21Y mostró lo que Él hizo a toda la raza humana, como Dios se representó a sí mismo en Jesucristo. Él expresó Su opinión a la raza humana para perdonar y amar a aquellos quienes no merecían el amor. Y yo me pregunto en esta mañana de Pascua, cuánto fallamos en ésto. Podríamos amar a aquéllos que nos aman, pero Él amó a aquéllos que no Lo amaban.
22Él fue la más grande, y primera representación del amor que alguna vez tocó la tierra, y fue despreciado por aquéllos quienes vivieron sobre la tierra, a los cuales Él amó. Ningún hombre podría jamás amar como Él. Y ningún hombre fue tan odiado como Él. Ellos lo odiaron y lo despreciaron y lo rechazaron, pero eso no detuvo Su amor. Ellos se rieron cuando Él estaba colgado sobre la cruz, después de esa vida que Él había vivido y que no había hecho nada más que buenas cosas, perdonando al culpable, sanando a los enfermos, y haciendo cosas que eran buenas. Cuando Él respiró por última vez sobre la cruz, con el vulgar y grotesco escupo de ellos en Su rostro sagrado, Él clamó con un corazón lleno de amor: “Padre, perdónales porque no saben lo que hacen”.
23Él podía entender. Siendo Dios, Él entiende. Por eso nos pudo amar cuando nosotros no lo merecíamos, porque Él es Dios y Él entiende: “Viviendo, Él me amó”, nunca existió una vida como esa, porque era el amor de Dios expresado.
24Muriendo Él me salvó. Una muerte, cuando en el Jardín del Edén, Dios, Jehová requería…La pena del pecado es muerte, y no podía haber ningún cambio. No podía haber ninguna otra manera que fuera hecho. Porque Dios es Supremo, y Él es infinito, y Él es el Juez de todos los cielos y la tierra.

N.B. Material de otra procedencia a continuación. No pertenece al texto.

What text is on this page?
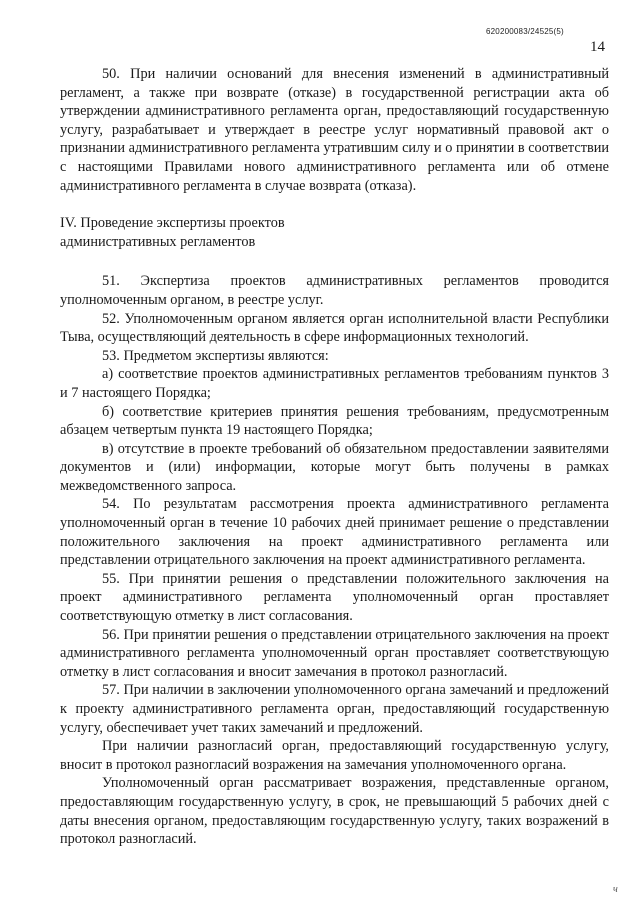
620200083/24525(5)
14

50. При наличии оснований для внесения изменений в административный регламент, а также при возврате (отказе) в государственной регистрации акта об утверждении административного регламента орган, предоставляющий государственную услугу, разрабатывает и утверждает в реестре услуг нормативный правовой акт о признании административного регламента утратившим силу и о принятии в соответствии с настоящими Правилами нового административного регламента или об отмене административного регламента в случае возврата (отказа).

IV. Проведение экспертизы проектов
административных регламентов

51. Экспертиза проектов административных регламентов проводится уполномоченным органом, в реестре услуг.

52. Уполномоченным органом является орган исполнительной власти Республики Тыва, осуществляющий деятельность в сфере информационных технологий.

53. Предметом экспертизы являются:

а) соответствие проектов административных регламентов требованиям пунктов 3 и 7 настоящего Порядка;

б) соответствие критериев принятия решения требованиям, предусмотренным абзацем четвертым пункта 19 настоящего Порядка;

в) отсутствие в проекте требований об обязательном предоставлении заявителями документов и (или) информации, которые могут быть получены в рамках межведомственного запроса.

54. По результатам рассмотрения проекта административного регламента уполномоченный орган в течение 10 рабочих дней принимает решение о представлении положительного заключения на проект административного регламента или представлении отрицательного заключения на проект административного регламента.

55. При принятии решения о представлении положительного заключения на проект административного регламента уполномоченный орган проставляет соответствующую отметку в лист согласования.

56. При принятии решения о представлении отрицательного заключения на проект административного регламента уполномоченный орган проставляет соответствующую отметку в лист согласования и вносит замечания в протокол разногласий.

57. При наличии в заключении уполномоченного органа замечаний и предложений к проекту административного регламента орган, предоставляющий государственную услугу, обеспечивает учет таких замечаний и предложений.

При наличии разногласий орган, предоставляющий государственную услугу, вносит в протокол разногласий возражения на замечания уполномоченного органа.

Уполномоченный орган рассматривает возражения, представленные органом, предоставляющим государственную услугу, в срок, не превышающий 5 рабочих дней с даты внесения органом, предоставляющим государственную услугу, таких возражений в протокол разногласий.

ч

Y la pena del pecado es muerte, y no había nadie que pudiera pagar esta pena por otro. Porque cualquier hombre aunque pudiera morir por otro, pero, para empezar él era culpable. No había nadie de nosotros que pudiera ayudar al otro porque todos éramos culpables: “Nacimos en pecado, formados en iniquidad, venimos al mundo hablando mentiras”. Y no había un rayo de esperanza en ninguna parte. Estábamos condenados a muerte por Dios, y cada criatura que aun se movió sobre la tierra estaba bajo esta gran condenación. Podrían levantarse hombres justos y hacer grandes cosas, pero para comenzar eran pecadores.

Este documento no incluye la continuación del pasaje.